While working at the nightclub Ruth fell pregnant but terminated the pregnancy before the end of the first trimester. And it was also here that she met her husband-to-be, a dentist by the name of George Ellis.
From an early stage the relationship was tempestuous. Like Ruth's father, George was a heavy drinker. He eventually admitted himself into Warlington Park Hospital, Surrey to be treated for alcoholism. From here he found work as a dentist in Southampton, and in spite of the volatile nature of their relationship, the couple were married on 8 November, 1950. But the marriage continued to deteriorate. Ruth left her husband on a number of occasions but always returned and it wasn't long before the police were called to deal with their domestic disputes.
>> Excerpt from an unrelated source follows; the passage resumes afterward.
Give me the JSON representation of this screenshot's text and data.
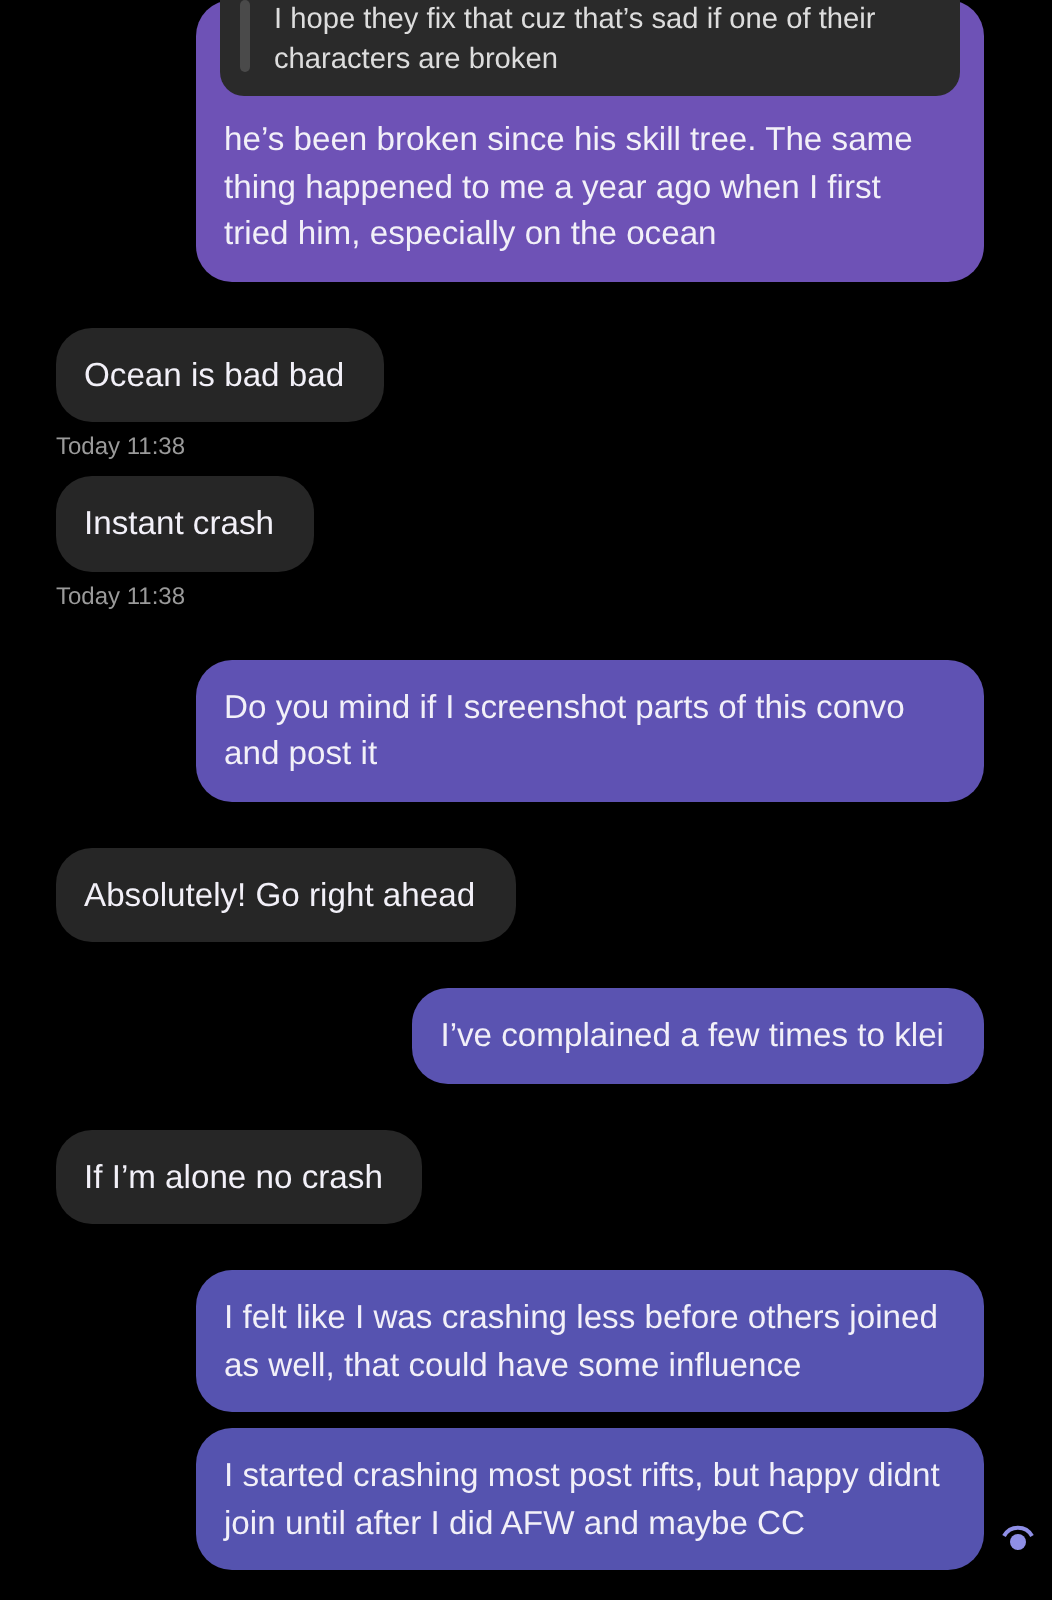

The following May, George lost his job, but found work in Cornwall. This time Ruth didn't follow immediately, but discovering she was pregnant, she decided to give the relationship another go.
Once again George was drinking heavily and decided to re-admit himself into hospital. Even though he was undergoing treatment, Ruth began to suspect her husband was conducting improper relationships with staff and patients and as a result of her suspicions violent rows ensued. After one such row George's psychiatrist, Dr. Rees intervened and prescribed the distraught Ruth a course of sedatives. She was to remain under his care until she was charged with murder; her medication just one of the mitigating factors not brought up at her trail.
On 2 October, 1951 Ruth gave birth to a daughter in Dulwich hospital, London but the arrival of the baby did little to save the marriage as soon after George filed for divorce.
By now Ruth was very much a part of the London nightclub scene but she was a doting mother and, with two children to support, she found a job managing a drinking establishment called the 'Little Club'. Here she met David Blakely, a man who was to have disastrous consequences on her life.
In spite of her affair with Blakely, Ruth was also seeing another man, Desmond Cussen. Together they would spy on Blakely whom she suspected of being unfaithful.
Ruth fell pregnant for the fourth time but miscarried, allegedly following a blow to the stomach during a row with David Blakely.
Ruth was convinced of her lover's unfaithfulness. She was driven to Hampstead to confront him by Desmond Cussen just 10 days after the loss of her unborn child. Together they waited outside the Magdala public house, South Hill Park, for Blakely to leave.
Seeing Blakely leave the pub, Ruth called out to him, but he ignored her, a mistake which was to cost him his life. With a .38 revolver Ruth fired, hitting her lover with her second shot, and as he fell to the ground, she stood over him and fired the remaining bullets into his prostrate body. She was arrested by Alan Thompson, an off-duty policeman, the smoking gun still in her hand.